Knobi
Aktives Mitglied
Hallo Leute,
hier kommt eine Anleitung zum Einstellen des Lagerspiels bei industriegelagerten Naben, die nicht klassisch gekontert werden können, wie z.B. Vorderradnaben von Novatec und Chin Haur.
Diese Naben befinden sich unter "falschem Namen" in unzähligen, teils auch sehr teuren und hochwertigen Systemlaufrädern.
Hier erstmal der Ausgangspunkt: Powerway Solohomer Pro 2 aus Taiwan.

KinLin 300 Felgen, industriegelagerte Naben (hinten sehr gut gedichtet), bogenlose Pillar Aero-Speichen (HR 3G-gespeicht), Alunippel.
Der Satz wiegt ohne Schnellspanner ca. 1580 g laut Kern-Feinwaage und ist laut Aussage des Besitzers in allen Lebenslagen stabil genug.
Beim Hinterrad ist die Lagerung klassisch gekontert und damit jederzeit einstellbar, der Freilauf sitzt auf der Achse und seine Sperrklinken greifen außen im Nabenkörper in einen großen Ring aus gehärtetem Stahl - ein interessantes Prinzip, finde ich.
Beim Vorderrad trat bald leichtes Spiel auf, und da dort die Lagerung nicht über Kontermuttern eingestellt werden kann, muss man zu Passscheiben greifen.


Die Endstücke der Nabenachse sind nur aufgesteckt, werden bei ausgebautem Rad von O-Ringen gehalten und lassen sich von Hand abziehen:

Es zeigt sich eine Achse mit eingeschraubten Endstücken, wie man sie z.B. von Novatec kennt.

Also auf beiden Seiten einen 5 mm Inbusschlüssel rein und losdrehen - eine Seite löst sich, die andere bleibt vorerst fest.

Hier sieht man schon, wie die andere Seite aufgeht: Die Achse hat innen einen 6 mm Inbus.

Also ab damit.

Und nachmessen, wo genau das Lager sitzt. Das wird später vor allem dann wichtig, wenn es nicht bis zum Anschlag eingepresst sein sollte, wie es bei Novatec meistens der Fall ist (hier nicht, aber das weiß man jetzt ja noch nicht).

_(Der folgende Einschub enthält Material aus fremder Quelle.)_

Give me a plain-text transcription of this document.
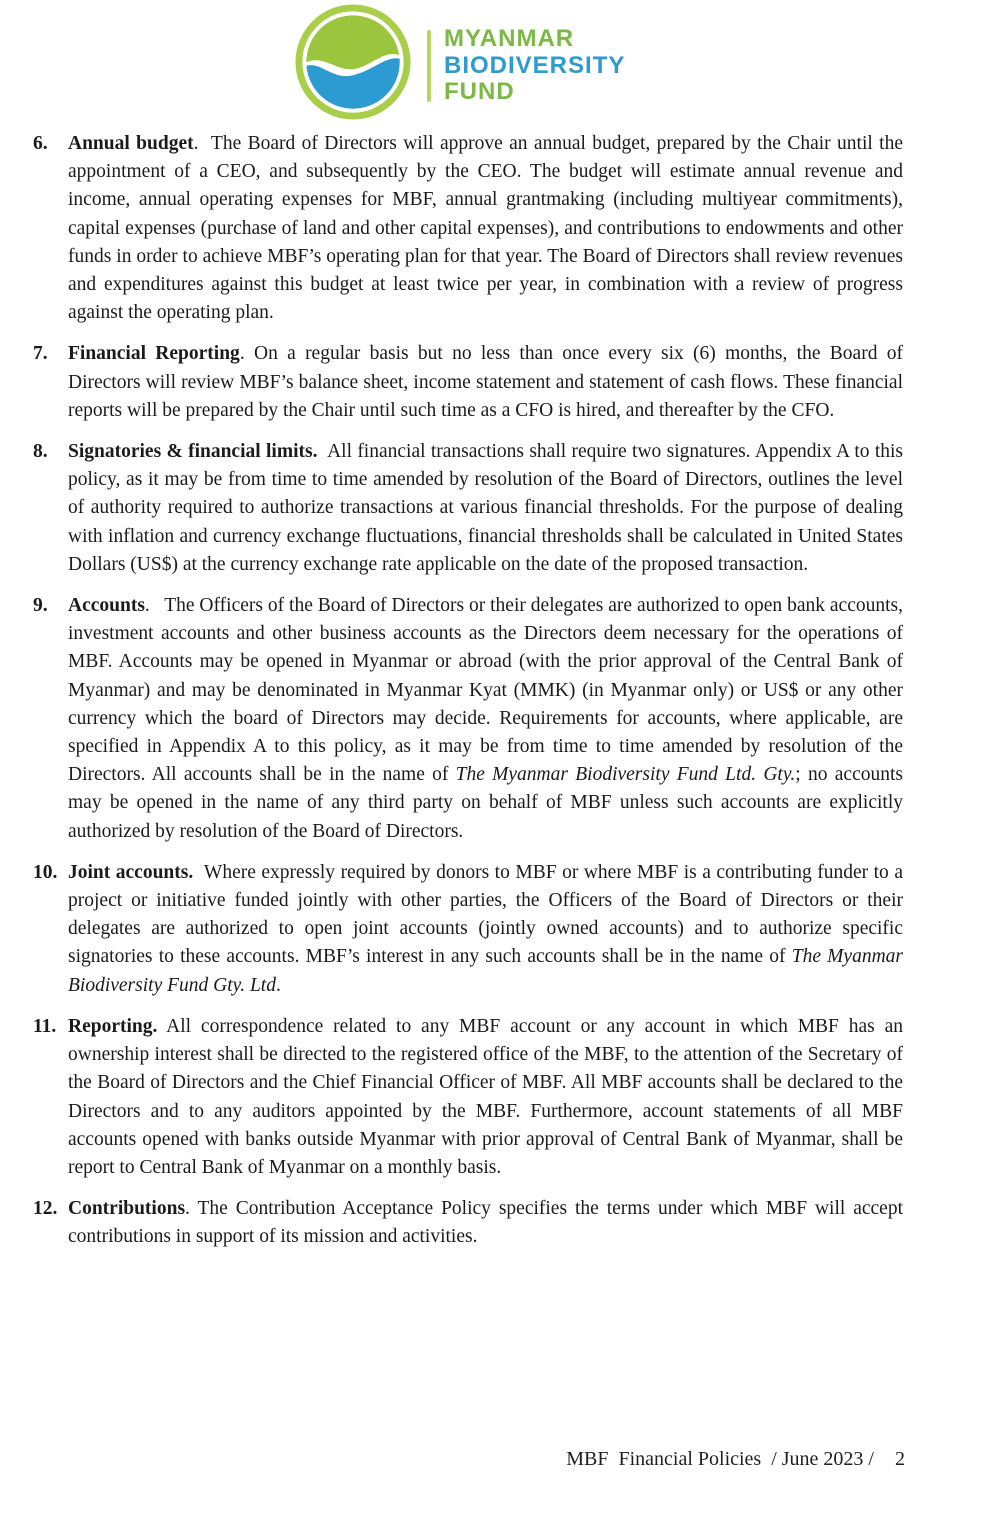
MYANMAR
BIODIVERSITY
FUND
6. Annual budget.  The Board of Directors will approve an annual budget, prepared by the Chair until the appointment of a CEO, and subsequently by the CEO. The budget will estimate annual revenue and income, annual operating expenses for MBF, annual grantmaking (including multiyear commitments), capital expenses (purchase of land and other capital expenses), and contributions to endowments and other funds in order to achieve MBF’s operating plan for that year. The Board of Directors shall review revenues and expenditures against this budget at least twice per year, in combination with a review of progress against the operating plan.
7. Financial Reporting. On a regular basis but no less than once every six (6) months, the Board of Directors will review MBF’s balance sheet, income statement and statement of cash flows. These financial reports will be prepared by the Chair until such time as a CFO is hired, and thereafter by the CFO.
8. Signatories & financial limits. All financial transactions shall require two signatures. Appendix A to this policy, as it may be from time to time amended by resolution of the Board of Directors, outlines the level of authority required to authorize transactions at various financial thresholds. For the purpose of dealing with inflation and currency exchange fluctuations, financial thresholds shall be calculated in United States Dollars (US$) at the currency exchange rate applicable on the date of the proposed transaction.
9. Accounts.   The Officers of the Board of Directors or their delegates are authorized to open bank accounts, investment accounts and other business accounts as the Directors deem necessary for the operations of MBF. Accounts may be opened in Myanmar or abroad (with the prior approval of the Central Bank of Myanmar) and may be denominated in Myanmar Kyat (MMK) (in Myanmar only) or US$ or any other currency which the board of Directors may decide. Requirements for accounts, where applicable, are specified in Appendix A to this policy, as it may be from time to time amended by resolution of the Directors. All accounts shall be in the name of The Myanmar Biodiversity Fund Ltd. Gty.; no accounts may be opened in the name of any third party on behalf of MBF unless such accounts are explicitly authorized by resolution of the Board of Directors.
10. Joint accounts. Where expressly required by donors to MBF or where MBF is a contributing funder to a project or initiative funded jointly with other parties, the Officers of the Board of Directors or their delegates are authorized to open joint accounts (jointly owned accounts) and to authorize specific signatories to these accounts. MBF’s interest in any such accounts shall be in the name of The Myanmar Biodiversity Fund Gty. Ltd.
11. Reporting. All correspondence related to any MBF account or any account in which MBF has an ownership interest shall be directed to the registered office of the MBF, to the attention of the Secretary of the Board of Directors and the Chief Financial Officer of MBF. All MBF accounts shall be declared to the Directors and to any auditors appointed by the MBF. Furthermore, account statements of all MBF accounts opened with banks outside Myanmar with prior approval of Central Bank of Myanmar, shall be report to Central Bank of Myanmar on a monthly basis.
12. Contributions. The Contribution Acceptance Policy specifies the terms under which MBF will accept contributions in support of its mission and activities.
MBF  Financial Policies  / June 2023 / 2
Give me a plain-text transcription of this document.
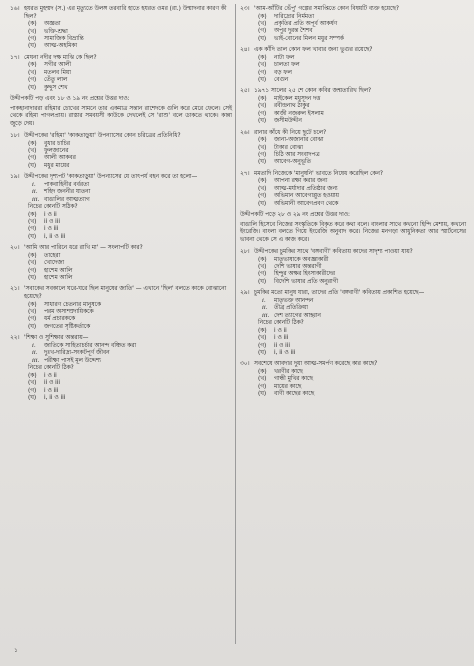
১৬। হযরত মুহম্মদ (স.) এর মৃত্যুতে উলঙ্গ তরবারি হাতে হযরত ওমর (রা.) উন্মাদনার কারণ কী ছিল?
(ক)	অজ্ঞতা
(খ)	ভক্তি-শ্রদ্ধা
(গ)	সামাজিক বিভ্রান্তি
(ঘ)	আত্ম-অহমিকা
১৭। মেঘনা নদীর দক্ষ মাঝি কে ছিল?
(ক)	সগীর আলী
(খ)	মতলব মিয়া
(গ)	তেঁতু লাল
(ঘ)	কুদ্দুস শেখ
উদ্দীপকটি পড় এবং ১৮ ও ১৯ নং প্রশ্নের উত্তর দাও:
পাকহানাদাররা রহিমার চোখের সামনে তার একমাত্র সন্তান রাশেদকে গুলি করে মেরে ফেলে। সেই থেকে রহিমা পাগলপ্রায়। রাস্তার সমবয়সী কাউকে দেখলেই সে 'রাশু' বলে ডাকতে থাকে। কান্না জুড়ে দেয়।
১৮। উদ্দীপকের 'রহিমা' 'কাকতাড়ুয়া' উপন্যাসের কোন চরিত্রের প্রতিনিধি?
(ক)	বুধার চাচির
(খ)	ফুলজানের
(গ)	আলী আকবর
(ঘ)	মধুর মায়ের
১৯। উদ্দীপকের দৃশ্যপট 'কাকতাড়ুয়া' উপন্যাসের যে তাৎপর্য বহন করে তা হলো—
i.	পাকবাহিনীর বর্বরতা
ii.	শহিদ জননীর যাতনা
iii. বাঙালির আত্মত্যাগ
নিচের কোনটি সঠিক?
(ক)	i ও ii
(খ)	ii ও iii
(গ)	i ও iii
(ঘ)	i, ii ও iii
২০। 'আমি আর পারিনে ধরে রাখি মা' — সংলাপটি কার?
(ক)	তাহেরা
(খ)	খোদেজা
(গ)	হাশেম আলি
(ঘ)	হাশেম আলি
২১। 'সবাকের সবকালে ঘরে-ঘরে ছিল মানুষের জাতি' — এখানে 'ছিল' বলতে কাকে বোঝানো হয়েছে?
(ক)	সাধারণ চেতনার মানুষকে
(খ)	পরম অসাম্প্রদায়িককে
(গ)	ধর্ম প্রচারককে
(ঘ)	জগতের সৃষ্টিকর্তাকে
২২। 'শিক্ষা ও সুশিক্ষার অন্তরায়—
i.	জাতিকে সাহিত্যচর্চার আনন্দ বঞ্চিত করা
ii.	দুঃখ-দারিদ্র্য-সংকটপূর্ণ জীবন
iii. পরীক্ষা পাসই মূল উদ্দেশ্য
নিচের কোনটি ঠিক?
(ক)	i ও ii
(খ)	ii ও iii
(গ)	i ও iii
(ঘ)	i, ii ও iii
২৩। 'আম-আঁটির ভেঁপু' গল্পের সমাপ্তিতে কোন বিষয়টি ব্যক্ত হয়েছে?
(ক)	দারিদ্র্যের নির্মমতা
(খ)	প্রকৃতির প্রতি অপূর্ব আকর্ষণ
(গ)	অপুর দুরন্ত শৈশব
(ঘ)	ভাই-বোনের মিলন মধুর সম্পর্ক
২৪। এক কাঁদি তাল কোন ফল খাবার জন্য ভুগুর রয়েছে?
(ক)	নাটা ফল
(খ)	চালতা ফল
(গ)	বড় ফল
(ঘ)	বেগুন
২৫। ১৯৭১ সালের ২৫ শে কোন কবির জন্মতারিখ ছিল?
(ক)	মাইকেল মধুসূদন দত্ত
(খ)	রবীন্দ্রনাথ ঠাকুর
(গ)	কাজী নজরুল ইসলাম
(ঘ)	জসীমউদ্দীন
২৬। রানার কাঁধে কী নিয়ে ছুটে চলে?
(ক)	জানা-অজানার বোঝা
(খ)	টাকার বোঝা
(গ)	চিঠি আর সংবাদপত্র
(ঘ)	আবেগ-অনুভূতি
২৭। মমতাদি নিজেকে 'মানুষনি' ভাবতে নিষেধ করেছিল কেন?
(ক)	আপনা রক্ষা করার জন্য
(খ)	আত্ম-মর্যাদার প্রতিষ্ঠার জন্য
(গ)	অভিমান আবেগাপ্লুত হওয়ায়
(ঘ)	অভিমানী আবেগপ্রবণ থেকে
উদ্দীপকটি পড়ে ২৮ ও ২৯ নং প্রশ্নের উত্তর দাও:
বাঙালি হিসেবে নিজের সংস্কৃতিকে বিকৃত করে কথা বলে। বাংলার সাথে কখনো হিন্দি মেশায়, কখনো ইংরেজি। বাংলা বলতে গিয়ে ইংরেজি অনুবাদ করে। নিজের মনগড়া আধুনিকতা আর স্মার্টনেসের ভাবনা থেকে সে এ কাজ করে।
২৮। উদ্দীপকের চুমকির সাথে 'বঙ্গবাণী' কবিতায় কাদের সাদৃশ্য পাওয়া যায়?
(ক)	মাতৃভাষাকে অবজ্ঞাকারী
(খ)	দেশি ভাষার অন্তরাগী
(গ)	হিন্দুর অক্ষর হিংসাকারীদের
(ঘ)	বিদেশি ভাষার প্রতি অনুরাগী
২৯। চুমকির মতো মানুষ যারা, তাদের প্রতি 'বঙ্গবাণী' কবিতায় প্রকাশিত হয়েছে—
i.	মাতৃভক্ত আনন্দন
ii.	তীব্র প্রতিক্রিয়া
iii. দেশ ত্যাগের আহ্বান
নিচের কোনটি ঠিক?
(ক)	i ও ii
(খ)	i ও iii
(গ)	ii ও iii
(ঘ)	i, ii ও iii
৩০। সবশেষে আবদার দুয়া আত্ম-সমর্পণ করেছে কার কাছে?
(ক)	খরণীর কাছে
(খ)	গান্ধী মুখির কাছে
(গ)	মায়ের কাছে
(ঘ)	বাণী কাছের কাছে
১
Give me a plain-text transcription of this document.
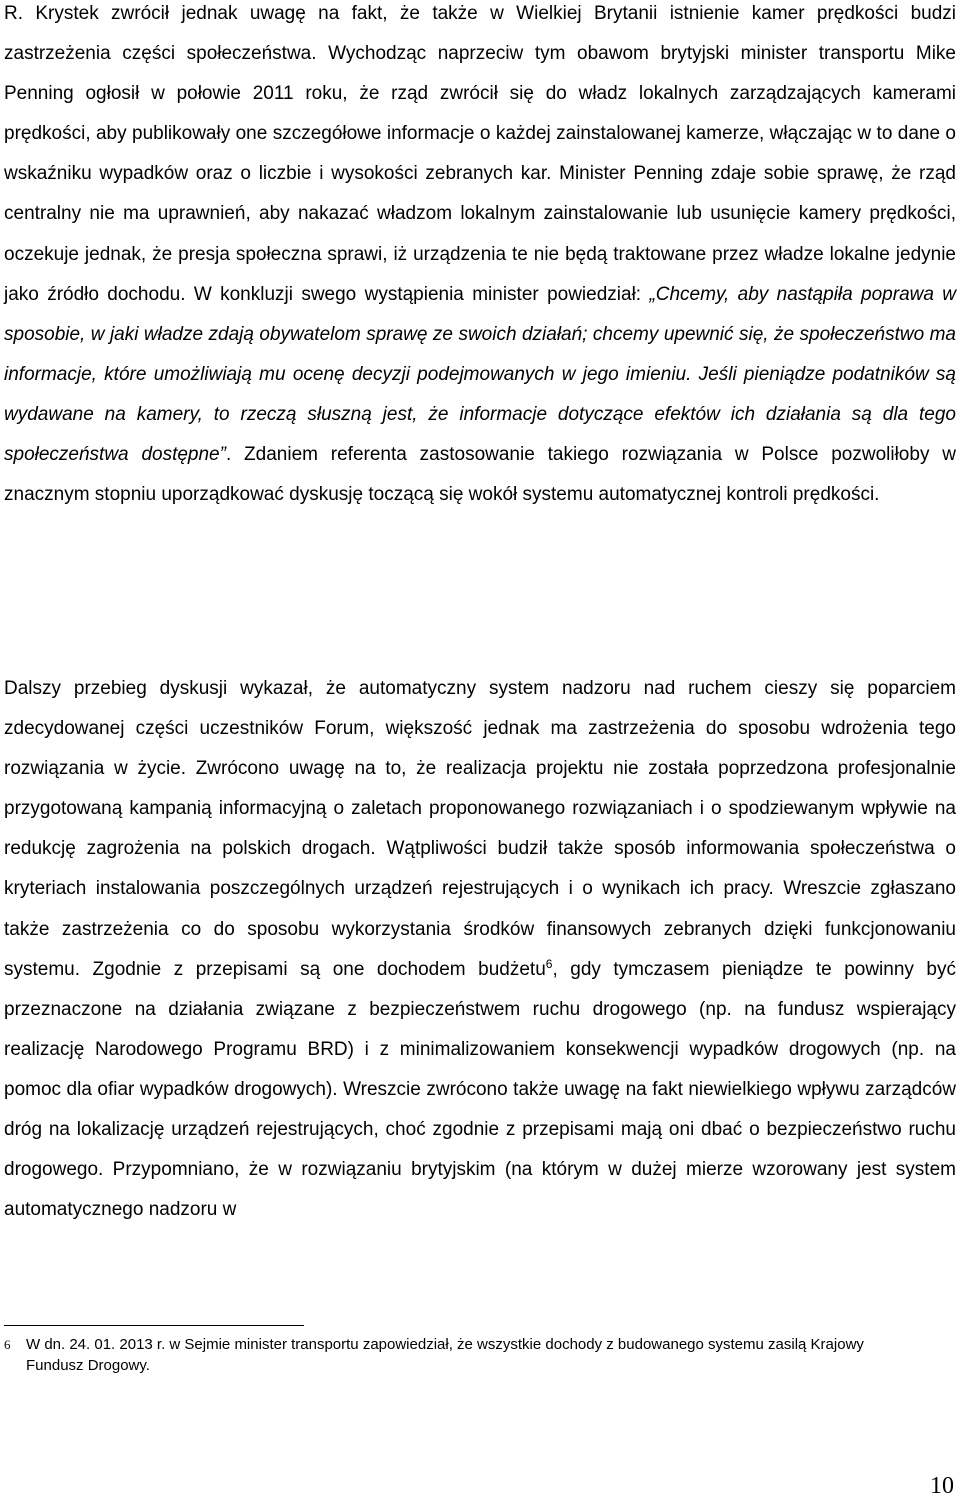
R. Krystek zwrócił jednak uwagę na fakt, że także w Wielkiej Brytanii istnienie kamer prędkości budzi zastrzeżenia części społeczeństwa. Wychodząc naprzeciw tym obawom brytyjski minister transportu Mike Penning ogłosił w połowie 2011 roku, że rząd zwrócił się do władz lokalnych zarządzających kamerami prędkości, aby publikowały one szczegółowe informacje o każdej zainstalowanej kamerze, włączając w to dane o wskaźniku wypadków oraz o liczbie i wysokości zebranych kar. Minister Penning zdaje sobie sprawę, że rząd centralny nie ma uprawnień, aby nakazać władzom lokalnym zainstalowanie lub usunięcie kamery prędkości, oczekuje jednak, że presja społeczna sprawi, iż urządzenia te nie będą traktowane przez władze lokalne jedynie jako źródło dochodu. W konkluzji swego wystąpienia minister powiedział: „Chcemy, aby nastąpiła poprawa w sposobie, w jaki władze zdają obywatelom sprawę ze swoich działań; chcemy upewnić się, że społeczeństwo ma informacje, które umożliwiają mu ocenę decyzji podejmowanych w jego imieniu. Jeśli pieniądze podatników są wydawane na kamery, to rzeczą słuszną jest, że informacje dotyczące efektów ich działania są dla tego społeczeństwa dostępne”. Zdaniem referenta zastosowanie takiego rozwiązania w Polsce pozwoliłoby w znacznym stopniu uporządkować dyskusję toczącą się wokół systemu automatycznej kontroli prędkości.

Dalszy przebieg dyskusji wykazał, że automatyczny system nadzoru nad ruchem cieszy się poparciem zdecydowanej części uczestników Forum, większość jednak ma zastrzeżenia do sposobu wdrożenia tego rozwiązania w życie. Zwrócono uwagę na to, że realizacja projektu nie została poprzedzona profesjonalnie przygotowaną kampanią informacyjną o zaletach proponowanego rozwiązaniach i o spodziewanym wpływie na redukcję zagrożenia na polskich drogach. Wątpliwości budził także sposób informowania społeczeństwa o kryteriach instalowania poszczególnych urządzeń rejestrujących i o wynikach ich pracy. Wreszcie zgłaszano także zastrzeżenia co do sposobu wykorzystania środków finansowych zebranych dzięki funkcjonowaniu systemu. Zgodnie z przepisami są one dochodem budżetu$^6$, gdy tymczasem pieniądze te powinny być przeznaczone na działania związane z bezpieczeństwem ruchu drogowego (np. na fundusz wspierający realizację Narodowego Programu BRD) i z minimalizowaniem konsekwencji wypadków drogowych (np. na pomoc dla ofiar wypadków drogowych). Wreszcie zwrócono także uwagę na fakt niewielkiego wpływu zarządców dróg na lokalizację urządzeń rejestrujących, choć zgodnie z przepisami mają oni dbać o bezpieczeństwo ruchu drogowego. Przypomniano, że w rozwiązaniu brytyjskim (na którym w dużej mierze wzorowany jest system automatycznego nadzoru w

6	W dn. 24. 01. 2013 r. w Sejmie minister transportu zapowiedział, że wszystkie dochody z budowanego systemu zasilą Krajowy Fundusz Drogowy.
10
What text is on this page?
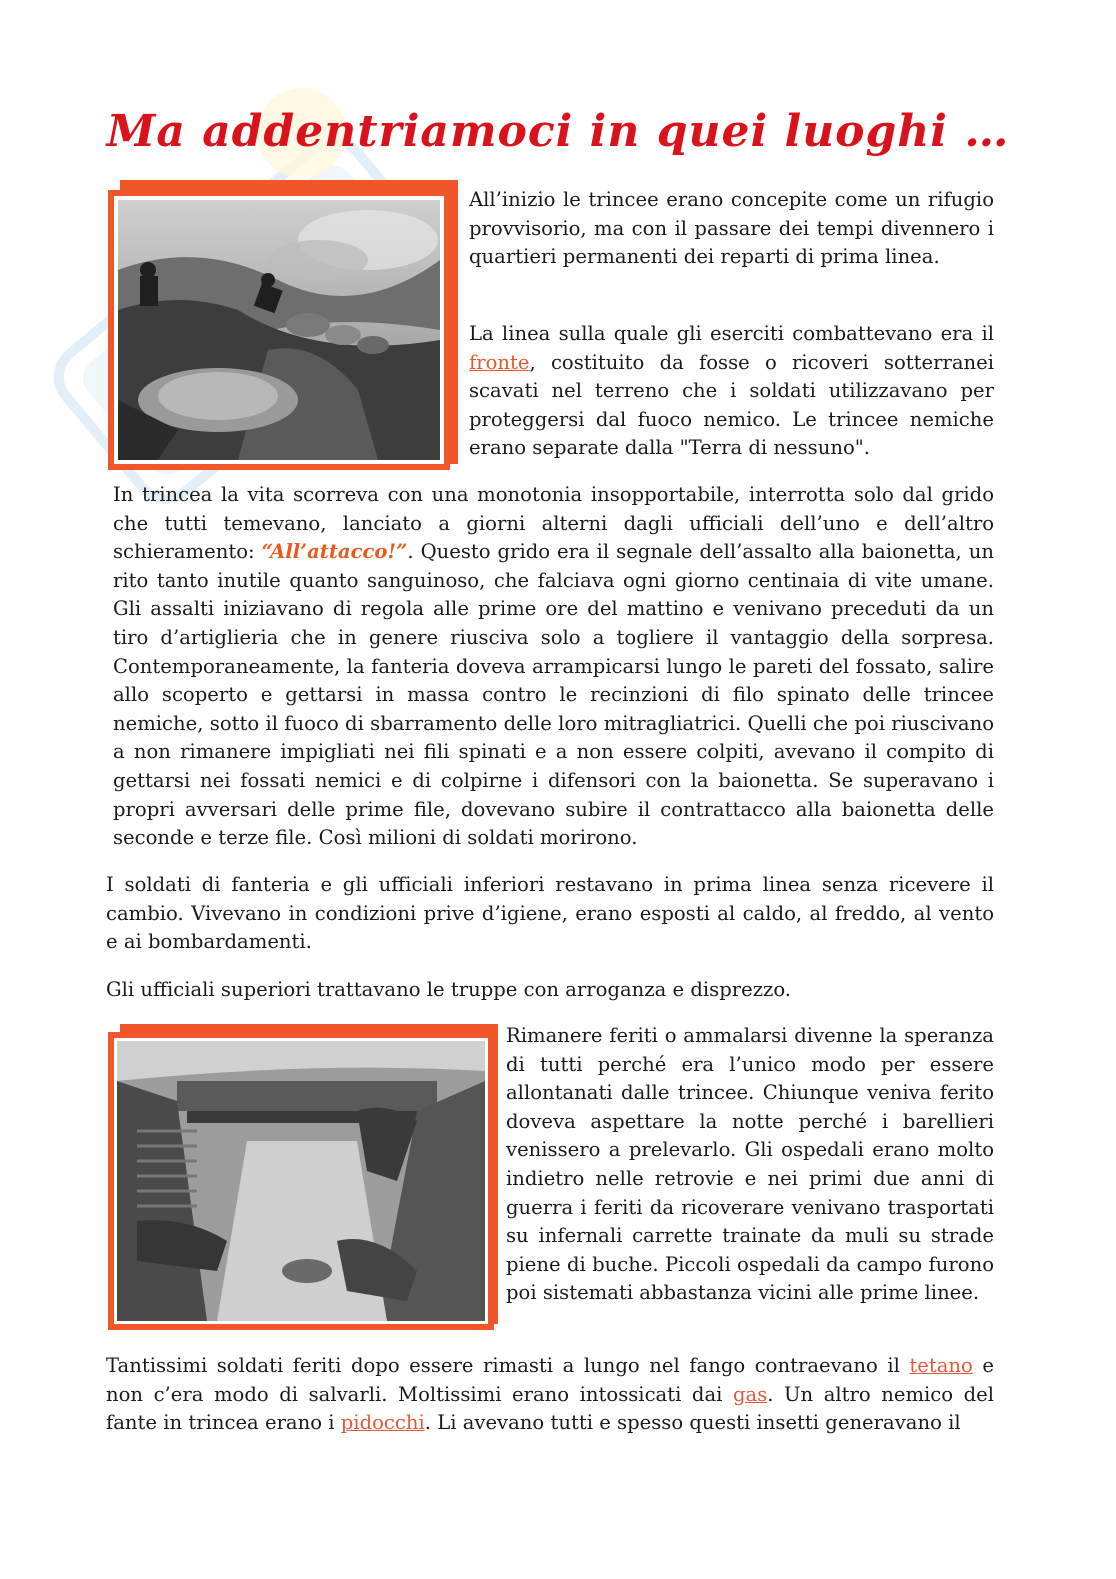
Ma addentriamoci in quei luoghi …

All’inizio le trincee erano concepite come un rifugio provvisorio, ma con il passare dei tempi divennero i quartieri permanenti dei reparti di prima linea.

La linea sulla quale gli eserciti combattevano era il fronte, costituito da fosse o ricoveri sotterranei scavati nel terreno che i soldati utilizzavano per proteggersi dal fuoco nemico. Le trincee nemiche erano separate dalla "Terra di nessuno".

In trincea la vita scorreva con una monotonia insopportabile, interrotta solo dal grido che tutti temevano, lanciato a giorni alterni dagli ufficiali dell’uno e dell’altro schieramento: “All’attacco!”. Questo grido era il segnale dell’assalto alla baionetta, un rito tanto inutile quanto sanguinoso, che falciava ogni giorno centinaia di vite umane. Gli assalti iniziavano di regola alle prime ore del mattino e venivano preceduti da un tiro d’artiglieria che in genere riusciva solo a togliere il vantaggio della sorpresa. Contemporaneamente, la fanteria doveva arrampicarsi lungo le pareti del fossato, salire allo scoperto e gettarsi in massa contro le recinzioni di filo spinato delle trincee nemiche, sotto il fuoco di sbarramento delle loro mitragliatrici. Quelli che poi riuscivano a non rimanere impigliati nei fili spinati e a non essere colpiti, avevano il compito di gettarsi nei fossati nemici e di colpirne i difensori con la baionetta. Se superavano i propri avversari delle prime file, dovevano subire il contrattacco alla baionetta delle seconde e terze file. Così milioni di soldati morirono.

I soldati di fanteria e gli ufficiali inferiori restavano in prima linea senza ricevere il cambio. Vivevano in condizioni prive d’igiene, erano esposti al caldo, al freddo, al vento e ai bombardamenti.

Gli ufficiali superiori trattavano le truppe con arroganza e disprezzo.

Rimanere feriti o ammalarsi divenne la speranza di tutti perché era l’unico modo per essere allontanati dalle trincee. Chiunque veniva ferito doveva aspettare la notte perché i barellieri venissero a prelevarlo. Gli ospedali erano molto indietro nelle retrovie e nei primi due anni di guerra i feriti da ricoverare venivano trasportati su infernali carrette trainate da muli su strade piene di buche. Piccoli ospedali da campo furono poi sistemati abbastanza vicini alle prime linee.

Tantissimi soldati feriti dopo essere rimasti a lungo nel fango contraevano il tetano e non c’era modo di salvarli. Moltissimi erano intossicati dai gas. Un altro nemico del fante in trincea erano i pidocchi. Li avevano tutti e spesso questi insetti generavano il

Nabenkörper schön gleichmäßig warm machen. Dabei soll natürlich nichts verschmoren, aber es darf schon deutlich mehr als handwarm sein - um so leichter geht der Rest.

Beide Endstücke wieder eindrehen (der besseren Führung wegen). Auf der Seite, wo das Lager raus soll, anziehen. Andere Seite einige mm rausgedreht lassen, Inbusschlüssel reinstecken und mit Gummihammer o.Ä. beklopfen.
Natürlich darf die Achse dabei NICHT mit der anderen Seite aufliegen und der Schlosserhammer ist auch unnötig: Das Foto ist also falsch und ich habe die Nabe zum Rausklopfen zwischen meine Knie gelegt. Das ließ sich nur nicht vernünftig fotografieren!
Prinzipiell können die Achsstummel natürlich auch ab bleiben, dann wird halt ein 6 mm Inbus in die Achse gesteckt und darauf geklopft. Dummerweise hatte ich keinen, der lang genug war - und mit eingedrehten Stummeln besteht nicht die Gefahr, dass die Achse verrutscht oder das ausgepresste Lager augenblicklich unterm Sofa oder im nächsten Gully verschwindet.
Nicht so schön: bei dieser Aktion überträgt sich die Kraft über die Lagerkugeln, aber anders geht es leider nicht. Daher auch ordentlich warm machen, damit alles schön leicht flutscht! Mit etwas Glück lässt sich das Lager auch mit Schmackes von Hand rausdrücken.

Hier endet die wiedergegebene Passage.